In the final footnote, the court emphasized that although Reeves allows the plaintiff to survive summary judgment without presenting independent evidence of discrimination, it permits this only where the other evidence of discrimination is sufficiently strong to ensure that the employer is held liable for unlawful discrimination and not merely for inconsistent statements.

Wednesday, August 18, 2004

New West Virginia law blog

Yesterday, I learned of a new legal weblog by a West Virginia practitioner: Health Care BlogLaw. The blog covers health care legal issues, HIPAA privacy and security, technology and other legal odds and ends that impact West Virginia. It is authored by Bob Coffield, a member of Flaherty, Sensabaugh & Bonasso. Click on over and check it out!

Justice McGraw endorses Joe Manchin for Governor?

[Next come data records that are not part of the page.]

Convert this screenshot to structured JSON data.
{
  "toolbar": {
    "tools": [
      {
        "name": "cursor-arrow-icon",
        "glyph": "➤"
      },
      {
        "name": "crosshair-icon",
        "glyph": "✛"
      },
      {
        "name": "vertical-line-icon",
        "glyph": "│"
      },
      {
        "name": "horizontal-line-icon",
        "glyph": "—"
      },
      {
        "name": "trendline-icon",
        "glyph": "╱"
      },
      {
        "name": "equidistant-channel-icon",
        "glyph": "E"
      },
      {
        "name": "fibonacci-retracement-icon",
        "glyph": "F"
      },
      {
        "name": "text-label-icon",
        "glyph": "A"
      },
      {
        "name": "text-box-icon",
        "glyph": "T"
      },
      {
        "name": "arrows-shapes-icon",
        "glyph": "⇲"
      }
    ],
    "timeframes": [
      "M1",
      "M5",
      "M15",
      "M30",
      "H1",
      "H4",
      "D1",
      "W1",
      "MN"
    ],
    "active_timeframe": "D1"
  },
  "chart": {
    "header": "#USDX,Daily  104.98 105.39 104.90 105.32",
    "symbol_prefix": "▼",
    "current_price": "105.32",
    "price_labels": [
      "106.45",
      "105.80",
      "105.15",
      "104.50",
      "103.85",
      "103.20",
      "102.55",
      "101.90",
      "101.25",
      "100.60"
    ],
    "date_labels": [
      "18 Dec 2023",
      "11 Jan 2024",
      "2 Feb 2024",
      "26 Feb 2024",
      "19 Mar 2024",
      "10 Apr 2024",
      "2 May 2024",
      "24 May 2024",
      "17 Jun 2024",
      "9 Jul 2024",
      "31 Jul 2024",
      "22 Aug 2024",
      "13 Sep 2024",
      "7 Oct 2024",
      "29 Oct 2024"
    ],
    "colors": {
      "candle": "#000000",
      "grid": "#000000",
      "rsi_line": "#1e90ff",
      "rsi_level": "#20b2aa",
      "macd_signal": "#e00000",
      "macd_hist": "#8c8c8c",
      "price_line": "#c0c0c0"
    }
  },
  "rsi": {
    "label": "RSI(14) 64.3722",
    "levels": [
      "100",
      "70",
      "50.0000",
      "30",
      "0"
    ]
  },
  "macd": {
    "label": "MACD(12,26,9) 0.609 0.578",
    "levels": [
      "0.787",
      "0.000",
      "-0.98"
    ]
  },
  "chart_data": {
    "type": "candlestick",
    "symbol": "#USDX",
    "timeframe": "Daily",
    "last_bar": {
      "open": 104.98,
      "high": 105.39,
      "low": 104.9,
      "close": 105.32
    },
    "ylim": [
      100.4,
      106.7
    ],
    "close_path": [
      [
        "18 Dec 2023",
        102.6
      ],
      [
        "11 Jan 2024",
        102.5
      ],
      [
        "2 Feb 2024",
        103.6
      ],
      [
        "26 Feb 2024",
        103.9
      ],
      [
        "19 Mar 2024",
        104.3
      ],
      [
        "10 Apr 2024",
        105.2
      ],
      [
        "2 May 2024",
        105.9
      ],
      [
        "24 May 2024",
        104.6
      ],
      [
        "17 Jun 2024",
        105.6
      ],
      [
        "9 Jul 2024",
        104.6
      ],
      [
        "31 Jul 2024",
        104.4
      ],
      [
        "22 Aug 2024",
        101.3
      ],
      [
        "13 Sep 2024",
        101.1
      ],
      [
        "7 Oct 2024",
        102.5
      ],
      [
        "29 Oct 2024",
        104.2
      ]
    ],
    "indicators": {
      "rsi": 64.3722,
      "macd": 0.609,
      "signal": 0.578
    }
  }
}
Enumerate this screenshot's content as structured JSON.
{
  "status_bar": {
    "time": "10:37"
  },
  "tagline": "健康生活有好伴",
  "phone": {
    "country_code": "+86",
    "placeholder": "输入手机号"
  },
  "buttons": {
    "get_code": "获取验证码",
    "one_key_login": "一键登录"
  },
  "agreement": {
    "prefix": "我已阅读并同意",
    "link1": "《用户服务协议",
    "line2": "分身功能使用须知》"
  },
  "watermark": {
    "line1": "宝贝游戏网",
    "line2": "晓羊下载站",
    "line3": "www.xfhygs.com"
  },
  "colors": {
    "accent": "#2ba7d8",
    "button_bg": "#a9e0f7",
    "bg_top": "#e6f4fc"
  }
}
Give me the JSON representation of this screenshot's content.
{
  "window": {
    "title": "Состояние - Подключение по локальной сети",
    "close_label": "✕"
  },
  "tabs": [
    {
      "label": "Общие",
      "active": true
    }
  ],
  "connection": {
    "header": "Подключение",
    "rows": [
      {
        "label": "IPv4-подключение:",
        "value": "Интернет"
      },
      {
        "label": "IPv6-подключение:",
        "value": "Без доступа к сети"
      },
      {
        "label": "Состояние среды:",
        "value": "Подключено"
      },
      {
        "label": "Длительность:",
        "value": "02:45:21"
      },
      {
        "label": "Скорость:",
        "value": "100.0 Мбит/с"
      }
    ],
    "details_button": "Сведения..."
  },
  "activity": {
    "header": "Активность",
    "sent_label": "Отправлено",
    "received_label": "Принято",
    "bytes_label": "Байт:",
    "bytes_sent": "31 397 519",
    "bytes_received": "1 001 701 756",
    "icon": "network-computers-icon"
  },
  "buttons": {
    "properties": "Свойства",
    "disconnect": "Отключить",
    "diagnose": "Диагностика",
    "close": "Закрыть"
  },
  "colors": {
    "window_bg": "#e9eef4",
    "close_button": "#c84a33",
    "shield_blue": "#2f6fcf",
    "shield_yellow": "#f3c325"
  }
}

If what this article says is true, it is truly an embarassment. Judicial candidates are prohibited from publicly endorsing other candidates for public office. Canon 5.A.(1)(b) of the Code of Judicial Conduct prohibits a judicial candidate from "publicly endors[ing] or publicly oppos[ing] another candidate for public office." Saying "I am not allowed to endorse a candidate for governor, but if I did, I would endorse Joe Manchin," or words to that effect, if spoken in public, clearly violates this Canon. But why let the ethics rules stand in the way of victory?

The article notes that Republican officials are considering filing an ethics charge. Unlike McGraw, Republican candidate Brent Benjamin wants to keep politics out of the race as much as possible, given the partisan nature of our judicial election process.

Tuesday, August 17, 2004

The Internet is now just the "internet"

When I was in law school working on the law review and the West Virginia Journal of Law & Technology, we looked to Wired Style: Principles of English Usage in the Digital Age (HardWired, 1996) to guide us through the various style conundrums. The terms "internet," "web" and "net" were all capitalized.

Looking through the archives of this blog, I notice that I still, to this day, capitalize Internet. Well, not anymore.

According to this article in Wired News, internet, web and net will no longer be capitalized after August 16, 2004. The reason is a good one: "... because there is no earthly reason to capitalize any of these words." I always liked Wired's straightforward explanations.

Sounds good to me. That's fewer keystrokes in my daily typing.

Simple PDF animations

Need to make a simple animated illustration for use at trial? Here's a great tip from the Yclipse Tech Journal on how to Use a multipage PDF for animations.

The slide show feature of Acrobat 6 is great for making basic PowerPoint-style presentations at trial. If your exhibits are already in PDF, it's simple to arrange the pages into a single PDF, add a few page transitions, display in full-screen mode (CTRL+L) and come out with a presentation that looks very polished.

Wednesday, August 11, 2004

Labor Dept. Website Announces Topical E-Mail Updates

Via BeSpacific

Labor Dept. Website Announces Topical E-Mail Updates
"The U.S. Department of Labor (DOL) today announced a new effort to expand website usage with the introduction of an e-mail subscription management system...The department will be rolling out the system in phases with the first including several major agencies in addition to the Office of the Secretary and other information available from the DOL homepage. Initially, there will be 99 initial subscription options across 15 categories." [Link]
Department of Labor updates by e-mail

Wouldn't it be nice if all of the government agencies did something like this?